# Teaching English in HK



## MTR (Jul 1, 2010)

Hello guys!

I’m new to this forum so please bear with me  I have a few questions regarding employment in Hong Kong, specifically teaching English, but first a little background: I’m 23 years old and from the UK, I’ve been to HK to study Cantonese at the Chinese University of Hong Kong for 5 months. I don’t have a degree although I have studied at college for 3 years doing fitness, health & exercise, from this I have NQ, HNC and HND (Higher national diploma) which could enable me to go straight into the 3rd or 4th year of university. Working in HK is something I’ve always wanted to do and I believe I’d have a better chance teaching English than going into the fitness industry.

Currently I’m doing my 120 hour TEFL course and my question is:

•	Would this be enough for me to find employment? Be it private institutions or state schools.
•	What would the basic pay and hours per week be?

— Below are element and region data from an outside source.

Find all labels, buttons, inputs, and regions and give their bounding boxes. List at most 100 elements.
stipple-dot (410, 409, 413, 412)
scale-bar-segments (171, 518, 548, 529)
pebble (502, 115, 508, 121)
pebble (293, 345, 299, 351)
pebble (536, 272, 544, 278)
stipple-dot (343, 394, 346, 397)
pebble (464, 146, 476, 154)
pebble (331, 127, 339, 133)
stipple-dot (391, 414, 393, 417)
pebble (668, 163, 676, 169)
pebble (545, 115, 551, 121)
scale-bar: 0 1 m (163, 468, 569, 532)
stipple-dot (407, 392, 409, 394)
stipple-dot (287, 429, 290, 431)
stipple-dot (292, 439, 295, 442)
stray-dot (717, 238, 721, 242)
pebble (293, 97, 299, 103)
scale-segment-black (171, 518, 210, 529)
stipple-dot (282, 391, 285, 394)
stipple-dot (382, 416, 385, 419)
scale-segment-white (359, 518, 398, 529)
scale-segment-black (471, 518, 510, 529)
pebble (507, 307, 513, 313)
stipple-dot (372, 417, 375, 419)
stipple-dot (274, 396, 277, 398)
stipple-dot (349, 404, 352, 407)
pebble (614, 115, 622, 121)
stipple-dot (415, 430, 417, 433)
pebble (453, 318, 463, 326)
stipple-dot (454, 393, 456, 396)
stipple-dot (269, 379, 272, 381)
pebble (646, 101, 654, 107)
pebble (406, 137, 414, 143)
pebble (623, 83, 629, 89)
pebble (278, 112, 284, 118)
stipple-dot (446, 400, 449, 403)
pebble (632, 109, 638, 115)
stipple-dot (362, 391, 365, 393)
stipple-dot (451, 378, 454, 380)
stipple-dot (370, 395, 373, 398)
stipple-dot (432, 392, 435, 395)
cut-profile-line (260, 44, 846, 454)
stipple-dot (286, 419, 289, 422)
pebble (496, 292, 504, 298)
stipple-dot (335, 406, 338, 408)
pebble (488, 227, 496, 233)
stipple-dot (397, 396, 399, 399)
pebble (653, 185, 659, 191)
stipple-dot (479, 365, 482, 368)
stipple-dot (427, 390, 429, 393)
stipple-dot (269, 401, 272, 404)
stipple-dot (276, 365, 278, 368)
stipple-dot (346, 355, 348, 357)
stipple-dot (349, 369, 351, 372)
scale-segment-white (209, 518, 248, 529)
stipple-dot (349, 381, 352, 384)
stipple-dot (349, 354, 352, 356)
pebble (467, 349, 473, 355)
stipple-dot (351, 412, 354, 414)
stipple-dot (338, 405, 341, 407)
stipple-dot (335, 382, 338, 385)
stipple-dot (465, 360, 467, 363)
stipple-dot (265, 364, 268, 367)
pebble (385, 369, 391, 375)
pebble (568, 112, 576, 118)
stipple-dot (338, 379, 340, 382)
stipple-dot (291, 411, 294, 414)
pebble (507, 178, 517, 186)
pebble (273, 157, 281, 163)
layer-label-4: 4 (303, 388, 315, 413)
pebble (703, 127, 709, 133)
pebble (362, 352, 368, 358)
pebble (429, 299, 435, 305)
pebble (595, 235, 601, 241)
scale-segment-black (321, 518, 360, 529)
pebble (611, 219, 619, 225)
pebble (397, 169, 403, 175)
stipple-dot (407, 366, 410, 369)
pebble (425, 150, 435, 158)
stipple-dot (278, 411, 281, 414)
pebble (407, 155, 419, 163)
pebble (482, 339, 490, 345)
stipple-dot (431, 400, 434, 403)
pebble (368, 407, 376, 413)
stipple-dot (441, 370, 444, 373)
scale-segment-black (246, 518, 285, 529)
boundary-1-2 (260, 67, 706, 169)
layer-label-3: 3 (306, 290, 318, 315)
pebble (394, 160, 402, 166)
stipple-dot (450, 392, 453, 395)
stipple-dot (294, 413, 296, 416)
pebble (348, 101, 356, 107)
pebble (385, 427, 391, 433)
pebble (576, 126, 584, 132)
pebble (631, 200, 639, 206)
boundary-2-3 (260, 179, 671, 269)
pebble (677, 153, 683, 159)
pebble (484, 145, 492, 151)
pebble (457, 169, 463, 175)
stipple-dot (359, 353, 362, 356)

When studying in HK I lived on a shoe string budget so I don’t expect to earn a lot, live in a big house or buy the latest gadget every week. I have no debts to pay and my loving family  could provide a small sum of money to help me start up living in HK. I’m happy living in a small apartment, much like the one I lived in during my studies which I could basically jump from one end to the other! Earning enough money to pay the rent and feed myself is all I need, no need for fancy meals every week.

If anybody has actual teaching experience in HK I would very much like to know about it!

I would appreciate any response, thank you very much!

MTR


----------



## Famiglia (Jul 9, 2010)

I actually joined looking for similar information. I differ in that

I don't speak any chinese/mandarin/cantonese etc

I have a masters degree in engineering

I have experience in engineering

I'd like to teach english, maths or physics (I have 'A' A levels in Maths, Further Maths and Physics and engineering required all of them)

Thanks to any and all that help


----------



## sakaeyellow (Jul 19, 2010)

I think if you can speak "textbook" accent, it'll be easy for you to find a teaching job. And Hong Kong people are somehow "racist" in this regard. If you are white, your teaching career will be much smoother.


----------



## MTR (Jul 1, 2010)

Thanks for your reply sakaeyellow.

MTR


----------